Un duplice interrogativo sorregge la conversazione a due voci in questo quarto incontro: da un lato ci s’interrogherà sul peculiare statuto epistemologico della medicina, dall’altro sulla liceità di un suo accostamento al pensiero di alcuni filosofi considerati postmoderni, più che al fenomeno sociologico complessivo. Data l’ampiezza delle questioni poste, abbiamo scelto di affrontare solamente alcuni punti ritenuti decisivi, scartando risolutamente la possibilità di accostarci alla nebulosa di “medicine postmoderne” o alternative, come pure allo spettro della patologie oramai qualificate con lo stesso vago aggettivo. Dopo una breve introduzione, si cercherà di rendere conto della specificità teorica e pratica della medicina, illustrandone alcuni problemi di metodo, anche mediante l’esemplificazione di alcuni modelli diffusi. Si discuterà quindi su tali modelli, affrontando in seguito i problemi posti dalla relazione terapeutica e dalla “medicalizzazione” delle nostre società. Sebbene il tema si possa prestare ad un approfondimento sul versante della biopolitica, tale angolatura ci è sembrata meno pertinente in questo contesto, pur essendo essa stessa una spia della difficoltà di circoscrivere filosoficamente il postmoderno. Abbiamo perciò preferito prendere altre direzioni.
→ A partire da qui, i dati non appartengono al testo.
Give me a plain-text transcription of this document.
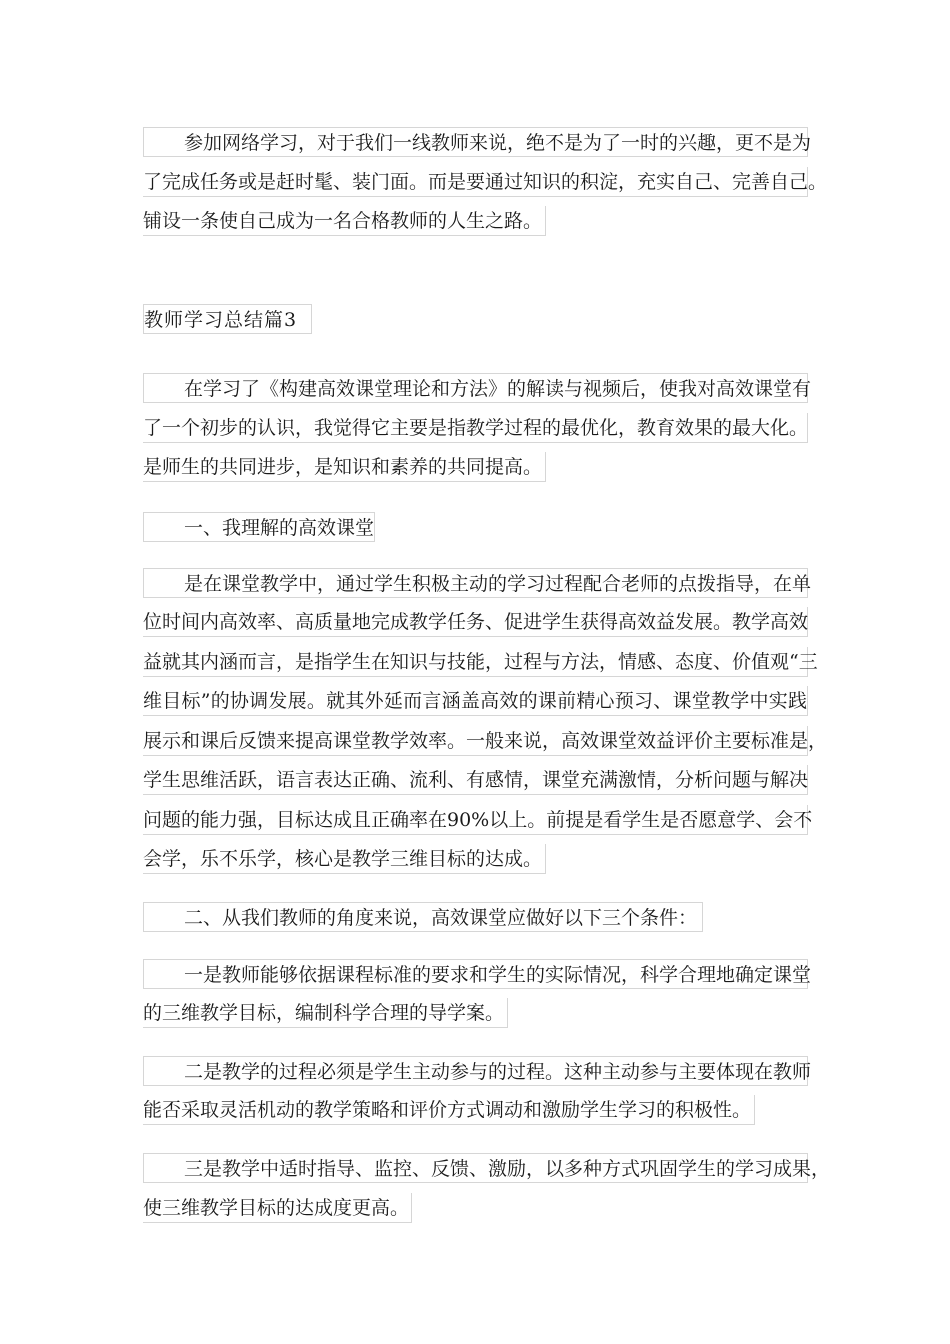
参加网络学习，对于我们一线教师来说，绝不是为了一时的兴趣，更不是为
了完成任务或是赶时髦、装门面。而是要通过知识的积淀，充实自己、完善自己。
铺设一条使自己成为一名合格教师的人生之路。
教师学习总结篇3
在学习了《构建高效课堂理论和方法》的解读与视频后，使我对高效课堂有
了一个初步的认识，我觉得它主要是指教学过程的最优化，教育效果的最大化。
是师生的共同进步，是知识和素养的共同提高。
一、我理解的高效课堂
是在课堂教学中，通过学生积极主动的学习过程配合老师的点拨指导，在单
位时间内高效率、高质量地完成教学任务、促进学生获得高效益发展。教学高效
益就其内涵而言，是指学生在知识与技能，过程与方法，情感、态度、价值观“三
维目标”的协调发展。就其外延而言涵盖高效的课前精心预习、课堂教学中实践
展示和课后反馈来提高课堂教学效率。一般来说，高效课堂效益评价主要标准是，
学生思维活跃，语言表达正确、流利、有感情，课堂充满激情，分析问题与解决
问题的能力强，目标达成且正确率在90%以上。前提是看学生是否愿意学、会不
会学，乐不乐学，核心是教学三维目标的达成。
二、从我们教师的角度来说，高效课堂应做好以下三个条件：
一是教师能够依据课程标准的要求和学生的实际情况，科学合理地确定课堂
的三维教学目标，编制科学合理的导学案。
二是教学的过程必须是学生主动参与的过程。这种主动参与主要体现在教师
能否采取灵活机动的教学策略和评价方式调动和激励学生学习的积极性。
三是教学中适时指导、监控、反馈、激励，以多种方式巩固学生的学习成果，
使三维教学目标的达成度更高。
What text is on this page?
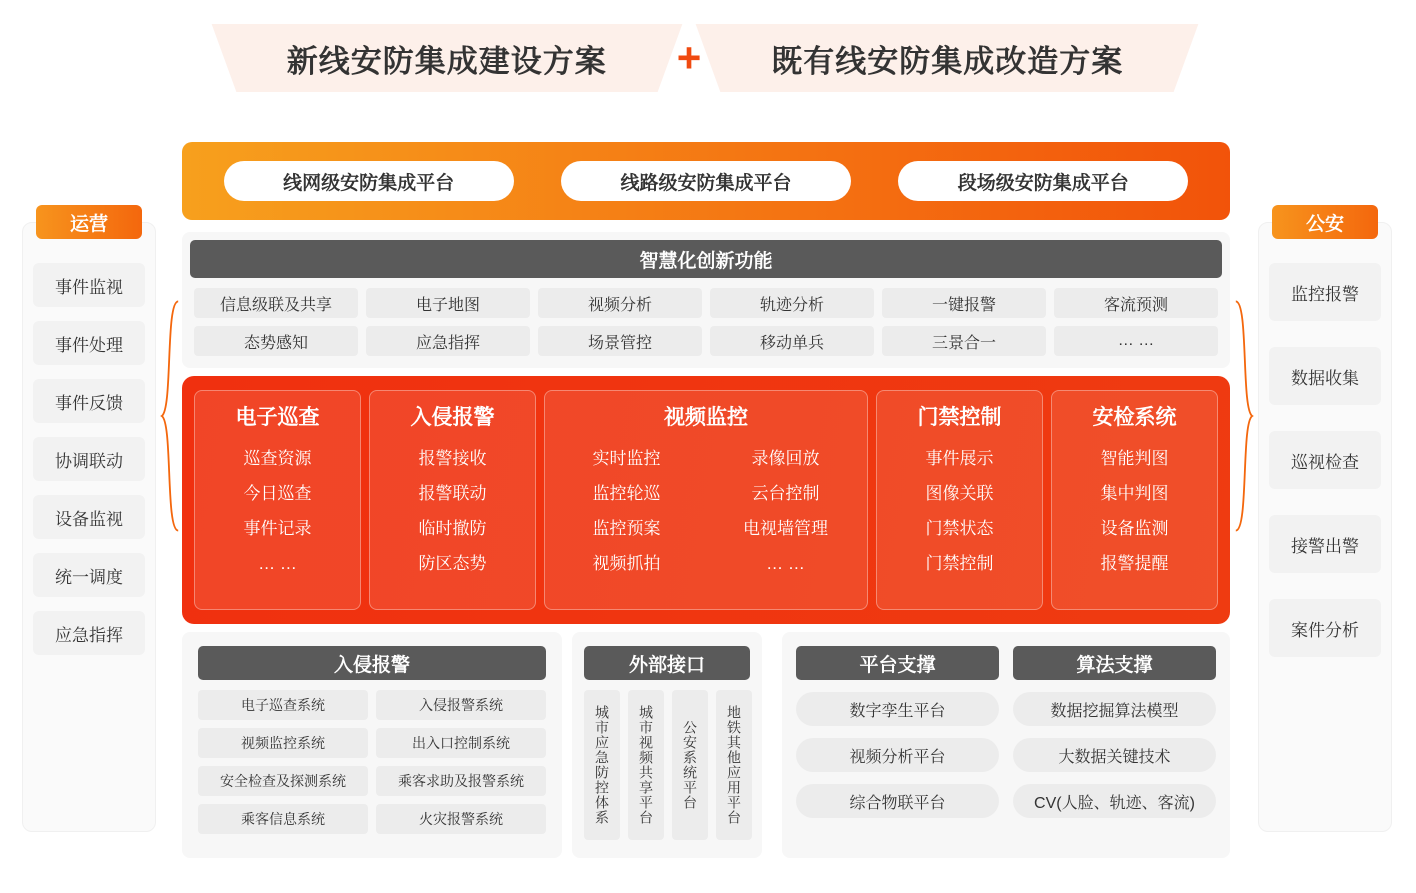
新线安防集成建设方案	+	既有线安防集成改造方案
运营
事件监视
事件处理
事件反馈
协调联动
设备监视
统一调度
应急指挥
公安
监控报警
数据收集
巡视检查
接警出警
案件分析
线网级安防集成平台	线路级安防集成平台	段场级安防集成平台
智慧化创新功能
信息级联及共享	电子地图	视频分析	轨迹分析	一键报警	客流预测
态势感知	应急指挥	场景管控	移动单兵	三景合一	… …
电子巡查
巡查资源
今日巡查
事件记录
… …
入侵报警
报警接收
报警联动
临时撤防
防区态势
视频监控
实时监控	录像回放
监控轮巡	云台控制
监控预案	电视墙管理
视频抓拍	… …
门禁控制
事件展示
图像关联
门禁状态
门禁控制
安检系统
智能判图
集中判图
设备监测
报警提醒
入侵报警
电子巡查系统	入侵报警系统
视频监控系统	出入口控制系统
安全检查及探测系统	乘客求助及报警系统
乘客信息系统	火灾报警系统
外部接口
城市应急防控体系	城市视频共享平台	公安系统平台	地铁其他应用平台
平台支撑
数字孪生平台
视频分析平台
综合物联平台
算法支撑
数据挖掘算法模型
大数据关键技术
CV(人脸、轨迹、客流)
Una parte della conversazione toccherà, infatti, la discussione attuale sulla formazione medica e sulla possibile riforma dell’insegnamento universitario, poiché esso sta a cuore sia alle istituzioni mediche, sia ai cittadini in generale, soprattutto ai giovani.
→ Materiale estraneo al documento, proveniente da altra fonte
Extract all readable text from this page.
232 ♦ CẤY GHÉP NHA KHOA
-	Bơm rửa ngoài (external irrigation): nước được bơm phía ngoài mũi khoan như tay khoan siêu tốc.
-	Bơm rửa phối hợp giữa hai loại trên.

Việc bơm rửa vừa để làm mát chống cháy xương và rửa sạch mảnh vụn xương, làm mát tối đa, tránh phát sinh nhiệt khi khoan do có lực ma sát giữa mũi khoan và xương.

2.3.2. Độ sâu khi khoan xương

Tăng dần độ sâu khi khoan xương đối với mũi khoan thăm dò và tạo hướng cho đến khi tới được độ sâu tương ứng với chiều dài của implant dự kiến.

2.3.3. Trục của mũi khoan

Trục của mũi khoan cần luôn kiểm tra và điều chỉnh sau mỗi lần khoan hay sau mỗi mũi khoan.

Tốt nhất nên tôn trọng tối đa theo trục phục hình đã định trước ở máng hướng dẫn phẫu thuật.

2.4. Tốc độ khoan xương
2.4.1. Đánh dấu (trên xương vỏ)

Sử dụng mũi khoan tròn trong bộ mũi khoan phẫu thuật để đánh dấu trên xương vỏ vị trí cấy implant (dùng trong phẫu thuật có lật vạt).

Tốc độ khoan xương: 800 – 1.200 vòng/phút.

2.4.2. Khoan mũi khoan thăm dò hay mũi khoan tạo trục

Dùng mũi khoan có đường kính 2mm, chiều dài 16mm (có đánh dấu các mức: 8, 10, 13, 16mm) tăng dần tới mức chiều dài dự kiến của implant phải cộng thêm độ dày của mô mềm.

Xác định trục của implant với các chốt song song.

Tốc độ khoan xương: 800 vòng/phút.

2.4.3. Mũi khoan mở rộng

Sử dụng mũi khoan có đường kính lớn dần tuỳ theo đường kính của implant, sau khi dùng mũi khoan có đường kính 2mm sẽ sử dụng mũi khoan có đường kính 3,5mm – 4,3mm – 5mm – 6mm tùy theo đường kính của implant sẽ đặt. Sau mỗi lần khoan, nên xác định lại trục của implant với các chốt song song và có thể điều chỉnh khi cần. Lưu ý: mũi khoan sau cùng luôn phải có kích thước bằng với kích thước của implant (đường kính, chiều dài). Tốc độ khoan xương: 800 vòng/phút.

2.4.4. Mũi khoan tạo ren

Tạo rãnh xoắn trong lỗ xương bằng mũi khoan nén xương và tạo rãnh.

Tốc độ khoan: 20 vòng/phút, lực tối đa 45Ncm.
Oltre all’esigenza di delimitare il campo discorsivo, tali scelte ci sembrano suggerite dal taglio della stessa domanda e, soprattutto, dalla presenza di una profonda riflessione sulla medicina e sulle scienze della vita attuata da Michel Foucault e Jacques Derrida nel corso di tutta la loro opera. Il loro pensiero, a torto definito spregiativamente postmoderno ed erroneamente considerato ostile alle scienze, ha permesso di comprendere questo vastissimo campo di saperi spesso trascurato dalle epistemologie e delle storie della scienza più celebri nella seconda metà del Novecento. Anche se la loro non è una domanda tradizionale sul metodo o sulla verificabilità o falsificabilità empirica o sperimentale in medicina, certamente essi si sono interrogati a lungo sulle condizioni di possibilità delle scienze. La risposta alla domanda Esiste una scienza postmoderna resta invece da scoprire.

 Eliana Villalta e Piero Cappelletti

Eliana Villalta insegna Storia e Filosofia nel Liceo Scientifico di San Vito al Tagliamento. Si è laureata presso l’Università di Bologna con Enzo Melandri, presentando una tesi sulla fantasia nel De Anima di Aristotele. Dopo la laurea ha collaborato continuativamente con la Sezione Friuli-Venezia Giulia, nella quale ricopre ruoli organizzativi, direttivi e redazionali. Alcuni suoi articoli sono apparsi nella rivista “Edizione”. È recentemente uscito presso l’editore Mimesis l’ultimo volume dei Quaderni della Rivista “Edizione”, Animali, uomini e oltre, da lei curato insieme a C. Furlanetto.

 

Piero Cappelletti, medico, è stato a lungo Primario del Laboratorio di Patologia Clinica dell’Ospedale di Pordenone e Direttore del Dipartimento di Medicina di Laboratorio. Attualmente è Direttore Generale del CRO di Aviano. È stato Professore a contratto presso la Facoltà di Medicina di Udine per diversi anni e si è dedicato all’attività scientifica, anche come Presidente Nazionale della Società Italiana di Medicina di Laboratorio. Da 7 anni è Direttore Responsabile della “Rivista Italiana della Medicina di Laboratorio”, Springer Editore. Attualmente è al secondo mandato come Presidente dell’Ordine dei Medici, chirurghi ed odontoiatri della Provincia di Pordenone.